Ao ler o trecho abaixo do livro Os Bruzundangas, de Lima Barreto, não pude deixar de pensar no Brasil que foi e no Brasil que é; percebi que o Brasil que é não mudou a sua face, a sua estrutura corrupta e parasitária.
"Não há lá homem influente que não tenha, pelo menos, trinta parentes ocupando cargos do Estado; não há lá político influente que não se julgue com direito a deixar para os seus filhos, netos, sobrinhos, primos, gordas pensões pagas pelo Tesouro da República.
No entanto, a terra vive na pobreza; os latifúndios abandonados e indivisos; a população rural, que é a base de todas as nações, oprimida por chefões políticos, inúteis, incapazes de dirigir a cousa mas fácil desta vida.
Vive sugada; esfomeada, maltrapilha, macilenta, amarela, para que, na sua capital, algumas centenas de parvos, com títulos altissonantes disso ou daquilo, gozem vencimentos, subsídios, duplicados e triplicados, afora rendimentos que vêm de outra e qualquer origem, empregando um grande palavreado de quem vai fazer milagres". ( Lima Barreto, Os Bruzundangas, p. 31)
Lima Barreto viveu em um período singular da história do Brasil - durante a nossa Primeira República, também conhecida como República Velha, um período viciado e atrasado economicamente da história nativa. Era o período dos grandes latifúndios. A burguesia, com dois cavalos, alguns militares e um grito, derrubara um Império e instituira a República. Isso era o ano de 1889. A elites agrárias, dona dos grandes latifúndios, como os barões do café, já estavam instalados nas metrópoles regionais. Deixamos a casa-grande para trás, mas a tradição oligárquica de concetração da terra e do poder político permaneceu entre nós.

A evolução do capitalismo no Brasil é o de uma modernização sem ruptura, como diria Lênin. A nossa história não registra nenhuma revolução que engendrou uma interrupção na forma de domínio político, que se inseriu verdadeiramente no imaginário da coletividade nacional. Não temos uma tradição revolucionária. Somos um país de coiós, de atoleimados que espera o carnaval e a final do campeonato.
É justamente em um país como esse, descrito aqui que Lima Barreto viveu. Talvez a diferença do ontem para o hoje repouse no nível de urbanização e na mudança interna do modo de produção: saímos de capitalismo agrário e exportador para um capitalismo corporativista e monopolista a serviço do deus mercado.
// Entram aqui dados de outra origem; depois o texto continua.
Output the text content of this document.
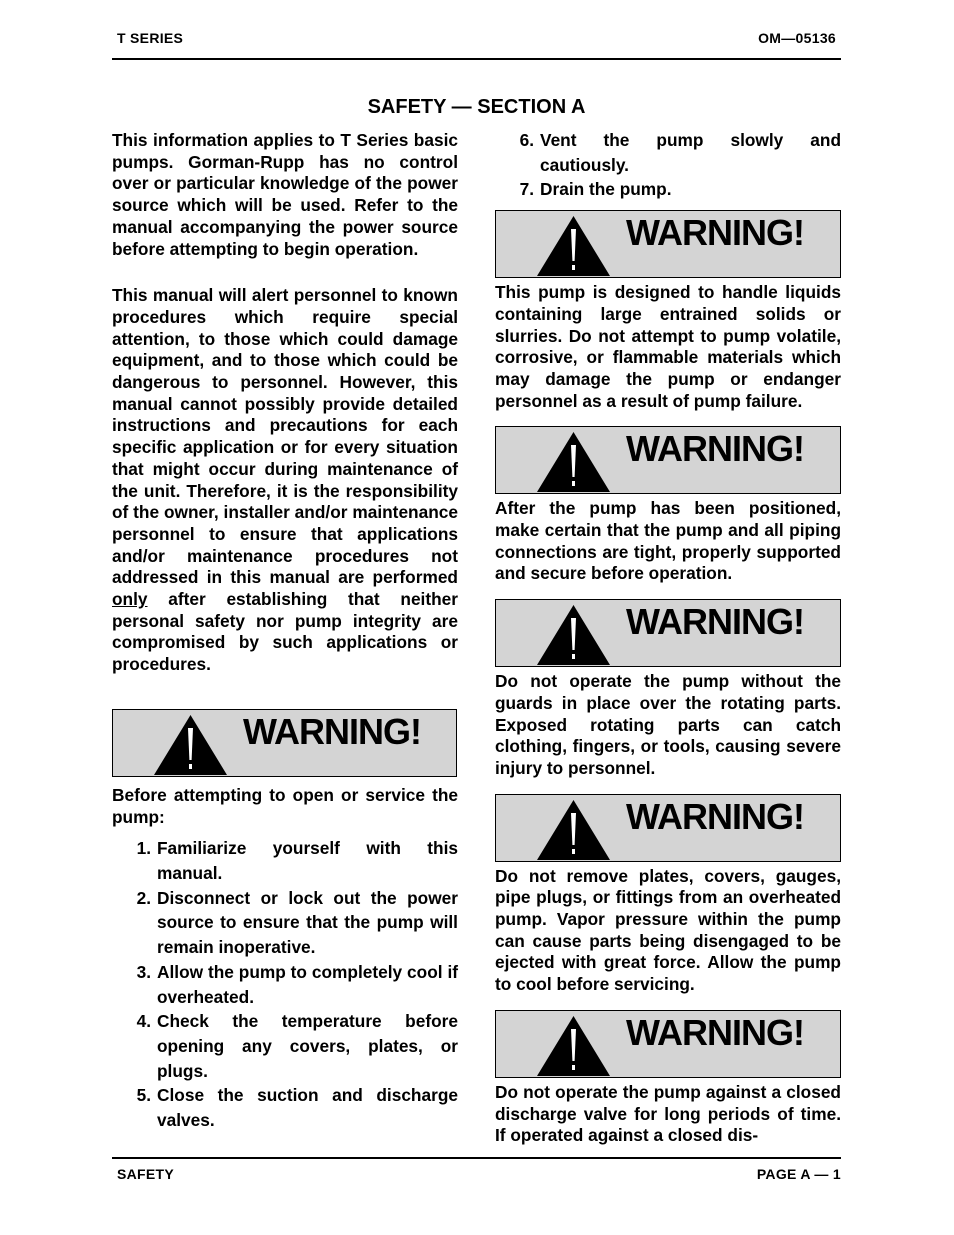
T SERIES	OM—05136
SAFETY — SECTION A

This information applies to T Series basic pumps. Gorman-Rupp has no control over or particular knowledge of the power source which will be used. Refer to the manual accompanying the power source before attempting to begin operation.

This manual will alert personnel to known procedures which require special attention, to those which could damage equipment, and to those which could be dangerous to personnel. However, this manual cannot possibly provide detailed instructions and precautions for each specific application or for every situation that might occur during maintenance of the unit. Therefore, it is the responsibility of the owner, installer and/or maintenance personnel to ensure that applications and/or maintenance procedures not addressed in this manual are performed only after establishing that neither personal safety nor pump integrity are compromised by such applications or procedures.

WARNING!

Before attempting to open or service the pump:

1. Familiarize yourself with this manual.
2. Disconnect or lock out the power source to ensure that the pump will remain inoperative.
3. Allow the pump to completely cool if overheated.
4. Check the temperature before opening any covers, plates, or plugs.
5. Close the suction and discharge valves.
6. Vent the pump slowly and cautiously.
7. Drain the pump.
WARNING!

This pump is designed to handle liquids containing large entrained solids or slurries. Do not attempt to pump volatile, corrosive, or flammable materials which may damage the pump or endanger personnel as a result of pump failure.

WARNING!

After the pump has been positioned, make certain that the pump and all piping connections are tight, properly supported and secure before operation.

WARNING!

Do not operate the pump without the guards in place over the rotating parts. Exposed rotating parts can catch clothing, fingers, or tools, causing severe injury to personnel.

WARNING!

Do not remove plates, covers, gauges, pipe plugs, or fittings from an overheated pump. Vapor pressure within the pump can cause parts being disengaged to be ejected with great force. Allow the pump to cool before servicing.

WARNING!

Do not operate the pump against a closed discharge valve for long periods of time. If operated against a closed dis-

SAFETY	PAGE A — 1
Se formos elencar a importância política da prosa dos literatos tupiniquins, veremos que Lima Barreto, Graciliano Ramos e Machado de Assis, tenham realizado os discursos mais contudentes. Dos três, penso que Machado tenha sido aquele que se aburguesou. O mulato, gago e epiléptico fundou uma Academia para escritor conservador e reacionário. Vale mencionar que enquanto esteve vivo, Lima tentou ingressar por duas vezes na fatídica Academia e foi recusado. Bloqueram-lhe o acesso. Todavia, em sua história teve figuras dantescas como Getúlio Vargas e Roberto Marinho e até quixotescas, como por exemplo, os atuais José Sarney e Paulo Coelho.

O autor de O Triste fim de Policarpo Quaresma, sua tese pintada de maneira sarcástica contra o convencionalismo político e cultural, precisa ser lido para que conheçamos o Brasil "deitado em berço explêndido". O Brasil que é a antítese de si mesmo. O Brasil que não acredita no Brasil. O Brasil que se orgulha de patacas; dos sonhos adormecidos; dos rompentes de dois palmos. O Brasil que sonha em ser uma potência cosmopolitista. O Brasil das utopias estranhas e infantis. O Brasil que se vê, identifica-se, que se resigna com as novelas globais.
A nossa superestrutura (política, cultural, econômica) é pintada com as cores daquilo que foi, mas que ainda insiste em permanecer. O país dos bruzundangas não conhece a sua história e ostenta sonhos não velados.